# Matrix Factorization

In this task you are supposed to (manually) implement the matrix factorization variant you learned in the Data Cleaning chapter using the `numpy` library.

In [38]:
import numpy as np

We continue the scenario from the tutorials.

Assume that you have a ginormous database $D$ of three users and three movies and ratings provided by some users to some movies, which we represent as a matrix, where the entry $D_{ij}$ represents the rating user $i$ gave to movie $j$.
Since not all users have rated movies, and the rating ranges from 1 to 5, we encode missing ratings as 0.

In [39]:
# missing values encoded as 0
D = [
     [3,1,0],
     [1,0,3],
     [0,3,5],
    ]
D = np.array(D)

N = len(D)
M = len(D[0])

First, randomly initialize the two factors $E$ and $A$ for $f=2$ latent features.
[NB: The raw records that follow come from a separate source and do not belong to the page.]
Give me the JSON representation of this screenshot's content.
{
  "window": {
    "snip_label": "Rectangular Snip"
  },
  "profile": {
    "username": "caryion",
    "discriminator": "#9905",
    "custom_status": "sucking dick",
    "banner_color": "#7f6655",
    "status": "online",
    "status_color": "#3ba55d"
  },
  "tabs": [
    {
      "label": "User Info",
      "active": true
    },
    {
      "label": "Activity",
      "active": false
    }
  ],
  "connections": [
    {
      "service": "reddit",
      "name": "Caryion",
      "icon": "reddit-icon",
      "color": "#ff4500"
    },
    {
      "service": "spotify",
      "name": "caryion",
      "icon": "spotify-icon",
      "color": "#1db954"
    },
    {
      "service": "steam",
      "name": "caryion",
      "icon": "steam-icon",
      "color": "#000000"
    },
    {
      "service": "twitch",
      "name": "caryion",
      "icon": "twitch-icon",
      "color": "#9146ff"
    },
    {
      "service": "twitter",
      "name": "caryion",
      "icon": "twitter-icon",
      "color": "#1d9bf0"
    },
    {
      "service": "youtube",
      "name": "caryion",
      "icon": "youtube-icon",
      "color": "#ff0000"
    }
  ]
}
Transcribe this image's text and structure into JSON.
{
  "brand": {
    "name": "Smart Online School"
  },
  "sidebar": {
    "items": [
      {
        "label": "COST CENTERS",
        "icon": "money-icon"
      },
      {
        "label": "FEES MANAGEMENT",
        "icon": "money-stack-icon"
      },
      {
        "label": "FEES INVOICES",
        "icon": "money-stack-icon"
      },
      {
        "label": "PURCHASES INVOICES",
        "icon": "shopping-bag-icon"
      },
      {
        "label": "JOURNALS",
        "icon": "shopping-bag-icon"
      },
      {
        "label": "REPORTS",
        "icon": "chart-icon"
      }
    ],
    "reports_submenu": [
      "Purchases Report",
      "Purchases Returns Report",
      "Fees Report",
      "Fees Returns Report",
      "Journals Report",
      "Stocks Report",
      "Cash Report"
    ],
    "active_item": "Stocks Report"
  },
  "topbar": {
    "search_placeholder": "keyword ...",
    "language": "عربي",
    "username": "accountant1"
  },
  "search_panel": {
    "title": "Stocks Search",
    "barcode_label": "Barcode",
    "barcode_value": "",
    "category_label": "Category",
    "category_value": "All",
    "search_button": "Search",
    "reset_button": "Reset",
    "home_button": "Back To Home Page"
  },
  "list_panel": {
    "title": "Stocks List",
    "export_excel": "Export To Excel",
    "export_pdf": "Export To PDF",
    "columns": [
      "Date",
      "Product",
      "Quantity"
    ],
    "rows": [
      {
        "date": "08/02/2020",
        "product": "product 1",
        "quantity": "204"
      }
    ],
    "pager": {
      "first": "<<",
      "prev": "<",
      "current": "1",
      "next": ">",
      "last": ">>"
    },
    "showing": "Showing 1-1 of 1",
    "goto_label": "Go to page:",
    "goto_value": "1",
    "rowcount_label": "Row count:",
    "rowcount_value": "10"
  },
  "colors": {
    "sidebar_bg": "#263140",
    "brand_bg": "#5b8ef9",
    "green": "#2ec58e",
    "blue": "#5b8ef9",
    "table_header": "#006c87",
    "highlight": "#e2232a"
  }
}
For evaluating the correctness of your results from the tutorial, you may *additionally* provide hard-coded inital factors as they have been provided in the tutorial.

In [40]:
# number of latent features
f = 2

# TODO your code goes here
E = np.random.random((N, f))
A = np.random.random((f, M))

Implement a function that takes the data matrix $D$, the inital factors $E, A$, the number of epochs (iterations), the learning rate $\eta$, and performs the factorization of $D$. Use a default number of 5000 for the epochs and 0.001 for $\eta$.

Updates to $E$ and $A$ are applied immediately. $\tilde{D}$ is updated after an entry from D was completely dealt with. Update ordered by latent features and E before A.

In [41]:
# TODO your code goes here
def matrix_factorization(D, E, A, epochs = 5000, eta = 0.001):
    N = len(D)
    M = len(D[0])
    f = len(A)
    for _ in range(epochs):
        for k in range(f):
            for n in range(N):
                for m in range(M):
                    if D[n][m] == 0:
                        continue
                    E[n][k] = E[n][k] + eta * 2* (D[n][m] - sum(E[n]*A[:,m])) * A[k,m]
                    A[k][m] = A[k][m] + eta * 2* (D[n][m] - sum(E[n]*A[:,m])) * E[n,k]
    for i in range(N):
        for j in range(M):
            if D[i][j] == 0:
                D[i][j] = sum(E[i] * A[:,j])
    return D

Now test your matrix factorization for the parameters specified above.

In [42]:
# TODO your code goes here
print(matrix_factorization(D, E, A))

[[3 1 4]
 [1 2 3]
 [2 3 5]]